Не успели мы расшнуровать рюкзак, как вдруг Убби насторожился и указал на корму. Там на уступах амфитеатра сидели рядком полдесятка вингорцев. И сидели, по-видимому, давно, потому что при нашем появлении четверо из них встрепенулись, разбуженные пятым товарищем, который стерег их дремлющую компанию.
Пробудившись, они тем не менее не спешили что-либо предпринимать. И вообще не выказали удивления, лишь перекинулись между собой негромкими фразами. Однако глаз с нас упорно не сводили. И хоть летуны не проявляли к нам агрессии, я все равно ощутил, как по спине у меня пробежал неприятный холодок.
Если они из тех ублюдков, что отобрали у нас «Гольфстрим», то почему не отправились на восток с остальной армией? А если нам встретились обычные, летящие по своим делам аборигены, почему они не выбрали для отдыха более удобное и теплое местечко? Корма «Оазиса морей» – идеальная площадка для взлета. Но ночевать на ней, когда поблизости полным-полно закрытых от ветра кают, не стали бы даже самые неприхотливые вингорцы. А эти парни вдобавок ко всему не отстегнули крылья, что тоже было крайне подозрительно.
Глава 12
Размах искусственных крыльев Малабониты был раза в полтора шире вингорских, и весили они, соответственно, тоже больше. Я знал об этом и все равно изрядно струхнул, когда ведомый ею дельтаплан опасно клюнул носом, едва отлетев от борта, с которого она стартовала. За те мгновения, что Долорес выравнивала полет и ловила ветер, я пережил столько страхов и сомнений, сколько их, наверное, не посещало меня за весь этот проклятый рейс. Но как только планер встал на крыло и начал уверенно подниматься вверх, как ко мне вновь вернулась уверенность. И чем выше поднималась Малабонита, тем сильнее я надеялся, что у нее теперь все получится.

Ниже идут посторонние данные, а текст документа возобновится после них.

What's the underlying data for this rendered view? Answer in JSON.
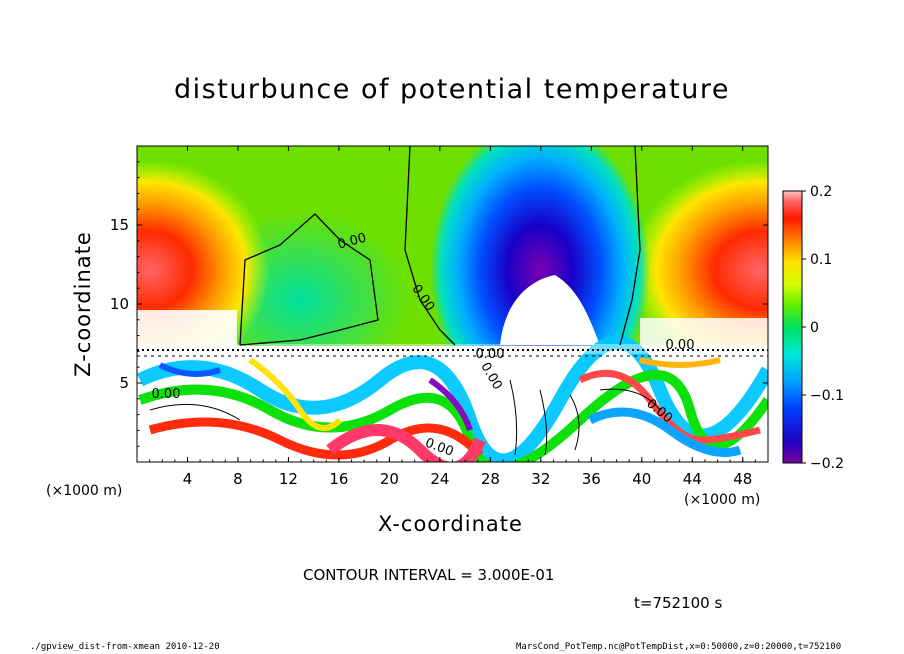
{
  "chart_data": {
    "type": "heatmap",
    "title": "disturbunce of potential temperature",
    "xlabel": "X-coordinate",
    "ylabel": "Z-coordinate",
    "x_unit_label": "(×1000 m)",
    "y_unit_label": "(×1000 m)",
    "xlim": [
      0,
      50
    ],
    "ylim": [
      0,
      20
    ],
    "x_ticks": [
      "4",
      "8",
      "12",
      "16",
      "20",
      "24",
      "28",
      "32",
      "36",
      "40",
      "44",
      "48"
    ],
    "y_ticks": [
      "5",
      "10",
      "15"
    ],
    "colorbar": {
      "range": [
        -0.2,
        0.2
      ],
      "tick_labels": [
        "0.2",
        "0.1",
        "0",
        "−0.1",
        "−0.2"
      ],
      "tick_values": [
        0.2,
        0.1,
        0,
        -0.1,
        -0.2
      ]
    },
    "contour_labels": [
      "0.00",
      "0.00",
      "0.00",
      "0.00",
      "0.00",
      "0.00",
      "0.00",
      "0.00"
    ],
    "features": [
      {
        "x": 3,
        "z": 12,
        "value": 0.16
      },
      {
        "x": 47,
        "z": 12,
        "value": 0.16
      },
      {
        "x": 14,
        "z": 12,
        "value": -0.02
      },
      {
        "x": 32,
        "z": 14,
        "value": -0.17
      }
    ],
    "contour_interval_text": "CONTOUR INTERVAL = 3.000E-01",
    "time_text": "t=752100 s"
  },
  "footer": {
    "left": "./gpview_dist-from-xmean   2010-12-20",
    "right": "MarsCond_PotTemp.nc@PotTempDist,x=0:50000,z=0:20000,t=752100"
  }
}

Однако это было лишь начало испытаний, какие предстояло пройти моей вере в нашу спасительницу.
– Вон они! – прорычал Убби, первым заметив отделившиеся от северного склона две крылатые тени. – Эх, высоко, загрызи их пес! Слишком высоко! Не достану!
Теперь в руке у северянина вместо кистеня был зажат длинный кожаный ремень, который до этого Сандаварг носил обмотанным вокруг пояса. В размотанном же виде эта традиционная деталь одежды северян являла собой мощную пращу. Она применялась ими, как правило, лишь для охоты, поскольку была сделана не из иностали и потому считалась недостойным для благородного боя оружием.
Надо отметить, что праща Убби была заметно больше всех когда-либо виденных мной ранее пращей. Судя по расширению, в какое укладывался снаряд, Сандаварг мог метать булыжники величиной со страусиное яйцо. Камни, которые он подобрал в том месте, где корма лайнера вросла в осыпь, были помельче. Но попади они под руку любому другому пращнику, он все равно отбросил бы их как слишком крупные и тяжелые.